Monday, July 07, 2008

Watered Down 4th of July Tributes


Orange & Wet
Originally uploaded by mdt1960
I've been on a glorified hitch-hiking trip since June 23 with a truck driver documenting the truck driving life. Chris, the driver I speak of, wears a cowboy hat, listens to NPR and and loves NASCAR—go ahead, try to fit this guy to any given stereotype. It ain't happening. Nevertheless, that's another story for another day.

While delivering a truck load of goods with Chris over the Fourth of July weekend, we tuned in to Sirius Radio's NASCAR show "Tradin' Paint" somewhere in West Virginia.
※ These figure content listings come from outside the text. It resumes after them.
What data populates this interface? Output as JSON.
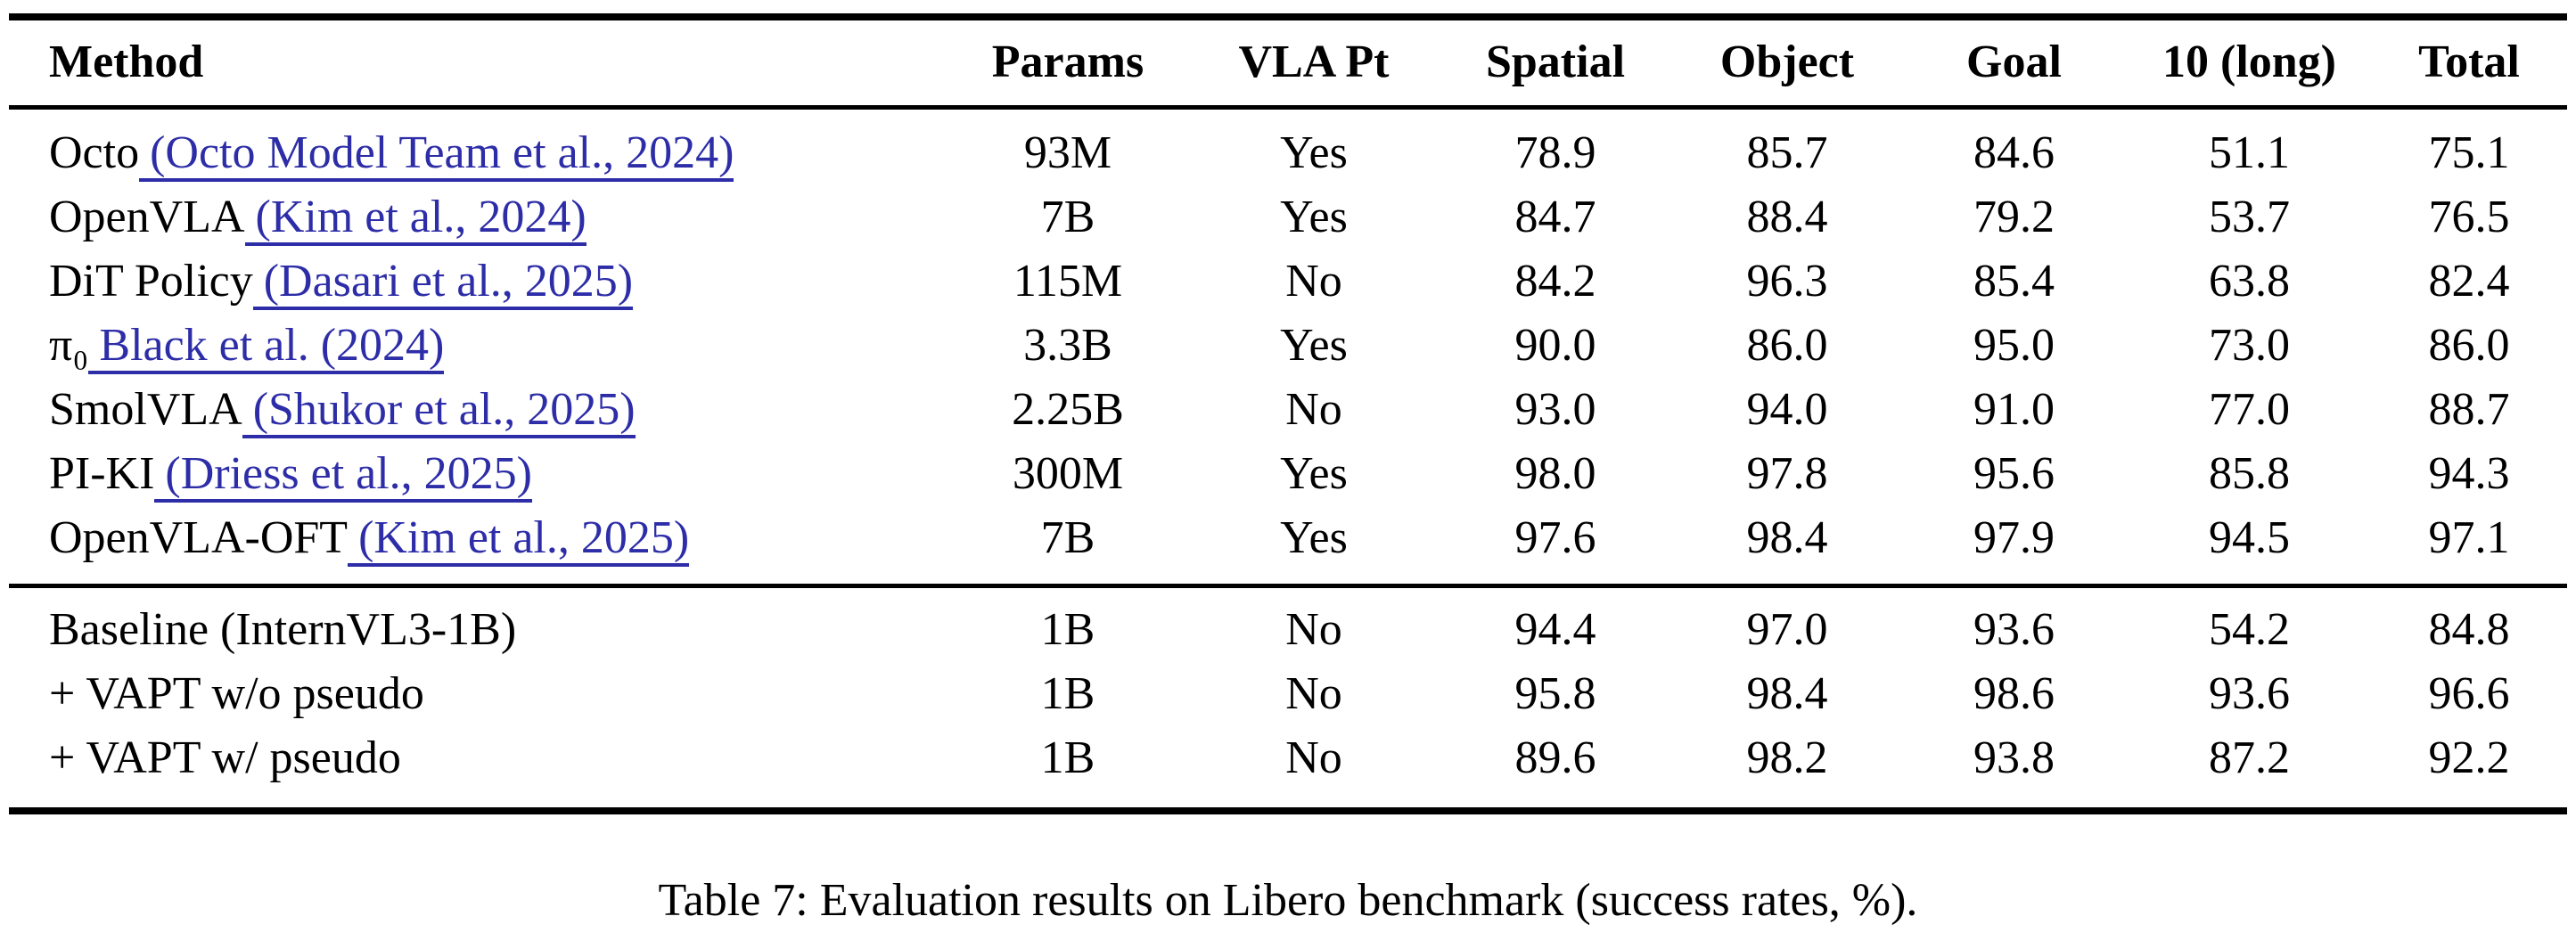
{
  "caption": "Table 7: Evaluation results on Libero benchmark (success rates, %).",
  "colors": {
    "text": "#000000",
    "link_blue": "#2d2da8",
    "rule": "#000000",
    "background": "#ffffff"
  },
  "table": {
    "columns": [
      "Method",
      "Params",
      "VLA Pt",
      "Spatial",
      "Object",
      "Goal",
      "10 (long)",
      "Total"
    ],
    "rows1": [
      {
        "method": "Octo",
        "cite": "(Octo Model Team et al., 2024)",
        "params": "93M",
        "vla": "Yes",
        "spatial": "78.9",
        "object": "85.7",
        "goal": "84.6",
        "long": "51.1",
        "total": "75.1"
      },
      {
        "method": "OpenVLA",
        "cite": "(Kim et al., 2024)",
        "params": "7B",
        "vla": "Yes",
        "spatial": "84.7",
        "object": "88.4",
        "goal": "79.2",
        "long": "53.7",
        "total": "76.5"
      },
      {
        "method": "DiT Policy",
        "cite": "(Dasari et al., 2025)",
        "params": "115M",
        "vla": "No",
        "spatial": "84.2",
        "object": "96.3",
        "goal": "85.4",
        "long": "63.8",
        "total": "82.4"
      },
      {
        "method": "π₀",
        "cite": "Black et al. (2024)",
        "params": "3.3B",
        "vla": "Yes",
        "spatial": "90.0",
        "object": "86.0",
        "goal": "95.0",
        "long": "73.0",
        "total": "86.0"
      },
      {
        "method": "SmolVLA",
        "cite": "(Shukor et al., 2025)",
        "params": "2.25B",
        "vla": "No",
        "spatial": "93.0",
        "object": "94.0",
        "goal": "91.0",
        "long": "77.0",
        "total": "88.7"
      },
      {
        "method": "PI-KI",
        "cite": "(Driess et al., 2025)",
        "params": "300M",
        "vla": "Yes",
        "spatial": "98.0",
        "object": "97.8",
        "goal": "95.6",
        "long": "85.8",
        "total": "94.3"
      },
      {
        "method": "OpenVLA-OFT",
        "cite": "(Kim et al., 2025)",
        "params": "7B",
        "vla": "Yes",
        "spatial": "97.6",
        "object": "98.4",
        "goal": "97.9",
        "long": "94.5",
        "total": "97.1"
      }
    ],
    "rows2": [
      {
        "method": "Baseline (InternVL3-1B)",
        "cite": "",
        "params": "1B",
        "vla": "No",
        "spatial": "94.4",
        "object": "97.0",
        "goal": "93.6",
        "long": "54.2",
        "total": "84.8"
      },
      {
        "method": "+ VAPT w/o pseudo",
        "cite": "",
        "params": "1B",
        "vla": "No",
        "spatial": "95.8",
        "object": "98.4",
        "goal": "98.6",
        "long": "93.6",
        "total": "96.6"
      },
      {
        "method": "+ VAPT w/ pseudo",
        "cite": "",
        "params": "1B",
        "vla": "No",
        "spatial": "89.6",
        "object": "98.2",
        "goal": "93.8",
        "long": "87.2",
        "total": "92.2"
      }
    ]
  },
  "chart_data": {
    "type": "table",
    "title": "Table 7: Evaluation results on Libero benchmark (success rates, %).",
    "columns": [
      "Method",
      "Params",
      "VLA Pt",
      "Spatial",
      "Object",
      "Goal",
      "10 (long)",
      "Total"
    ],
    "rows": [
      [
        "Octo (Octo Model Team et al., 2024)",
        "93M",
        "Yes",
        78.9,
        85.7,
        84.6,
        51.1,
        75.1
      ],
      [
        "OpenVLA (Kim et al., 2024)",
        "7B",
        "Yes",
        84.7,
        88.4,
        79.2,
        53.7,
        76.5
      ],
      [
        "DiT Policy (Dasari et al., 2025)",
        "115M",
        "No",
        84.2,
        96.3,
        85.4,
        63.8,
        82.4
      ],
      [
        "π₀ Black et al. (2024)",
        "3.3B",
        "Yes",
        90.0,
        86.0,
        95.0,
        73.0,
        86.0
      ],
      [
        "SmolVLA (Shukor et al., 2025)",
        "2.25B",
        "No",
        93.0,
        94.0,
        91.0,
        77.0,
        88.7
      ],
      [
        "PI-KI (Driess et al., 2025)",
        "300M",
        "Yes",
        98.0,
        97.8,
        95.6,
        85.8,
        94.3
      ],
      [
        "OpenVLA-OFT (Kim et al., 2025)",
        "7B",
        "Yes",
        97.6,
        98.4,
        97.9,
        94.5,
        97.1
      ],
      [
        "Baseline (InternVL3-1B)",
        "1B",
        "No",
        94.4,
        97.0,
        93.6,
        54.2,
        84.8
      ],
      [
        "+ VAPT w/o pseudo",
        "1B",
        "No",
        95.8,
        98.4,
        98.6,
        93.6,
        96.6
      ],
      [
        "+ VAPT w/ pseudo",
        "1B",
        "No",
        89.6,
        98.2,
        93.8,
        87.2,
        92.2
      ]
    ]
  }
}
In their tribute to America on the Fourth, hosts Steve Post and Danny "Chocolate" Myers along with the various NASCAR personalities interviewed went on and on about how the troops in Iraq and Afghanistan are over there doing such a great job preserving our wide-ranging freedoms including our freedom of speech.

Not to diminish the radio show itself, but I found its attempt to pay tribute to America on that particular day to be rather banal—in other words, a bunch of George Bush party line bullshit.

Not that I don't support the troops, I simply don't buy that particular line about preserving our freedoms via these psuedo-wars in Iraq or Afghanistan. When Adolf Hitler was banging down everyone's door back in the '30s and '40s, I believe our troops engaging the Nazis preserved our freedoms. But it's a real stretch to think that Saddam Hussein or a ragtag group of terrorists running around in Afghanistan or Pakistan are (or were) threatening my freedom or anyone else in this great land. We should only be using our troops to strike down Osama bin Laden and then call it "Mission Accomplished." There's no war to be lost or won over there, just a rat or two that needs to be greased. I feel better about saying that the troops we have in Germany and Korea are preserving our freedoms than those in Iraq and Afghanistan.

In short, I don't believe our assorted freedoms are any safer today than they were before we invaded Iraq or Afghanistan nor are they any safer than before or after September 11, 2001, or Oklahoma City in April of 1995. Whatever freedoms we have lost—or feel we have lost—are the result of our own elected leaders and the paranoia they have instilled in us.

1 comment:

mdt1960 said...

An after-thought:
Perhaps we should just stick to the primary reason for celebrating this historical event rather than finding some modern day application—a declaration of Independence from England. Maybe someday we can reconsider this when we finally become "energy independent."